Hacker News new | ask | show | jobs
by pat2man 481 days ago
Seems easy to find: https://ceph.io/en/news/blog/2024/ceph-a-journey-to-1tibps/
1 comments

3FS: 180 nodes, 2x200Gbps InfiniBand and 16x 14TiB NVMe SSDs per node, ~500 clients, 6.6 TiB/s of read throughput with training jobs workload

Ceph: 68 nodes, 2x100Gbps Mellanox and 10x 14TiB NVMe SSDs per node, 504 clients, 1TiB/s of FIO random read workload

The comparison is a little pears to apple. Similar nutritions but different enough to not draw conclusions. The hardware in the Ceph test is only capable of max 1.7TiB/s traffic (optimally without any overhead whatsoever).
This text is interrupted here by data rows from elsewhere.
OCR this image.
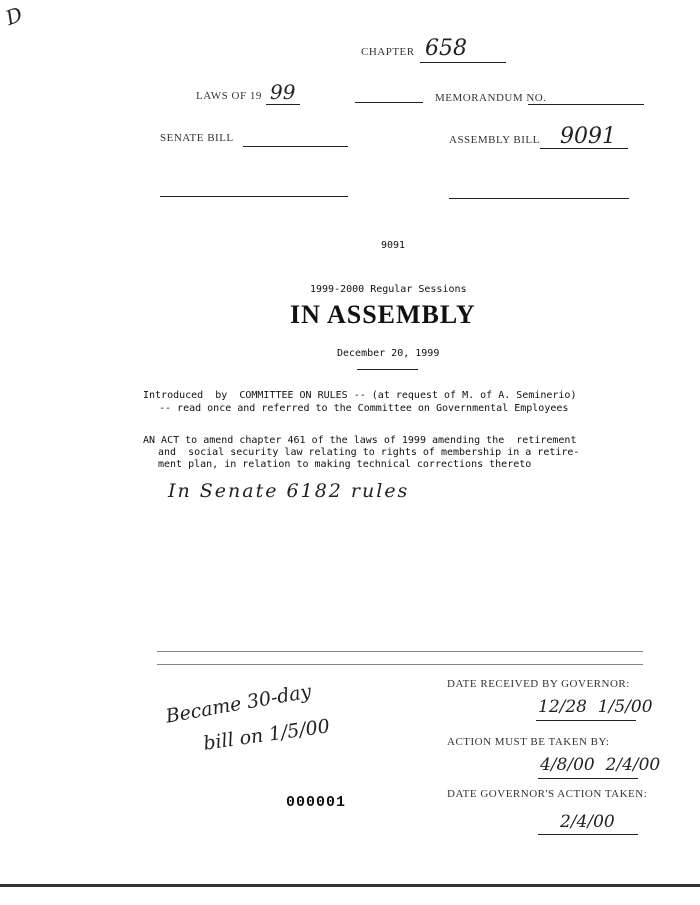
D
CHAPTER 658
LAWS OF 19 99	MEMORANDUM NO.
SENATE BILL	ASSEMBLY BILL 9091
9091
1999-2000 Regular Sessions
IN ASSEMBLY
December 20, 1999
Introduced  by  COMMITTEE ON RULES -- (at request of M. of A. Seminerio)
-- read once and referred to the Committee on Governmental Employees
AN ACT to amend chapter 461 of the laws of 1999 amending the  retirement
and  social security law relating to rights of membership in a retire-
ment plan, in relation to making technical corrections thereto
In Senate 6182 rules
DATE RECEIVED BY GOVERNOR:
12/28  1/5/00
ACTION MUST BE TAKEN BY:
4/8/00  2/4/00
DATE GOVERNOR'S ACTION TAKEN:
2/4/00
Became 30-day
bill on 1/5/00
000001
I also assume that the batch size (block size) is different enough that this alone would make a big difference.

Even if we take different hardware into account we can readjust for measured vs theoretical throughput.

Ceph cluster achieves 1 TiB/s / 1.7 TiB/s = 0.58% of theoretical throughput.

3FS cluster achieves 6.6 TiB/s / 9 TiB/s = 0.73% of theoretical throughput.

That difference is still pronounced, yes. But the workload is so different. Training AI is hardly random read. Still not a comparison which should lead you to any conclusions.